Die Reise beginnt: Hua Hin / Cha-Am
Dieses Mal starteten wir vom Flughafen Zürich – und im Gepäck hatte ich etwas Besonderes: meine Eltern. Die beiden zum ersten Mal mit nach Thailand zu nehmen, war einer dieser Pläne, die man lange vor sich herschiebt. Jetzt war es endlich soweit.
Über Abu Dhabi ging es nach Bangkok. Die ersten drei Tage und zwei Nächte nutzten wir, um in der Stadt anzukommen – nicht nur geografisch, sondern auch körperlich. Jetlag, Hitze, die Reizüberflutung einer Millionenmetropole – Bangkok gibt dir alles auf einmal, und man braucht einen Moment, um mitzukommen.
Auf unserer Liste standen Chinatown mit seinen engen Gassen und Garküchen, der Tempelkomplex Wat Pho mit dem riesigen liegenden Buddha und eine Dinner-Kreuzfahrt auf dem Chao Phraya. Gerade die Fahrt auf dem Fluss abends, wenn die Tempel und Hochhäuser beleuchtet am Ufer vorbeiziehen, war für meine Eltern einer der Momente, über die sie noch Wochen später gesprochen haben.
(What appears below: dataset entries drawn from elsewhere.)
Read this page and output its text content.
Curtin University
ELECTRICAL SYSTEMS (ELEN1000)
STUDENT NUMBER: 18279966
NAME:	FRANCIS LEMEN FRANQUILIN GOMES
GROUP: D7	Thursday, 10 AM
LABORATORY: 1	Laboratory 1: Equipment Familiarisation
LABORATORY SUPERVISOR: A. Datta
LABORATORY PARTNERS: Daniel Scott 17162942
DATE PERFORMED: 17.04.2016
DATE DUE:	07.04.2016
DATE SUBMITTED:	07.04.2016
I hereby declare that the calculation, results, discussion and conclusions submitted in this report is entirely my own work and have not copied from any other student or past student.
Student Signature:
Von Bangkok aus fuhren wir mit einem privaten Van nach Hua Hin – rund dreieinhalb Stunden, bequem und ohne Stress. Dort bezogen wir eine private Villa mit Pool für fünf Nächte. Nach dem Trubel von Bangkok genau das Richtige: morgens im Pool, nachmittags durch die Stadt, abends auf dem Nachtmarkt.
Nach fünf Nächten stiegen wir in einen Mietwagen und fuhren die kurze Strecke nach Cha-Am – keine halbe Stunde, und wir standen am Strand. Noch einmal fünf Nächte, diesmal mit noch mehr Ruhe, noch mehr Meer, noch mehr Zeit füreinander.
Für die Rückfahrt nach Bangkok nahmen wir wieder einen privaten Van und übernachteten eine letzte Nacht in der Nähe des Flughafens Suvarnabhumi. Am nächsten Morgen ging es über Abu Dhabi zurück nach Zürich.
Eine Reise mit den eigenen Eltern ist anders als mit Freunden oder allein. Langsamer manchmal, dafür aufmerksamer. Man sieht Dinge durch ihre Augen, die man allein übersehen hätte. Und man nimmt Erinnerungen mit nach Hause, die weit über das Reiseziel hinausgehen.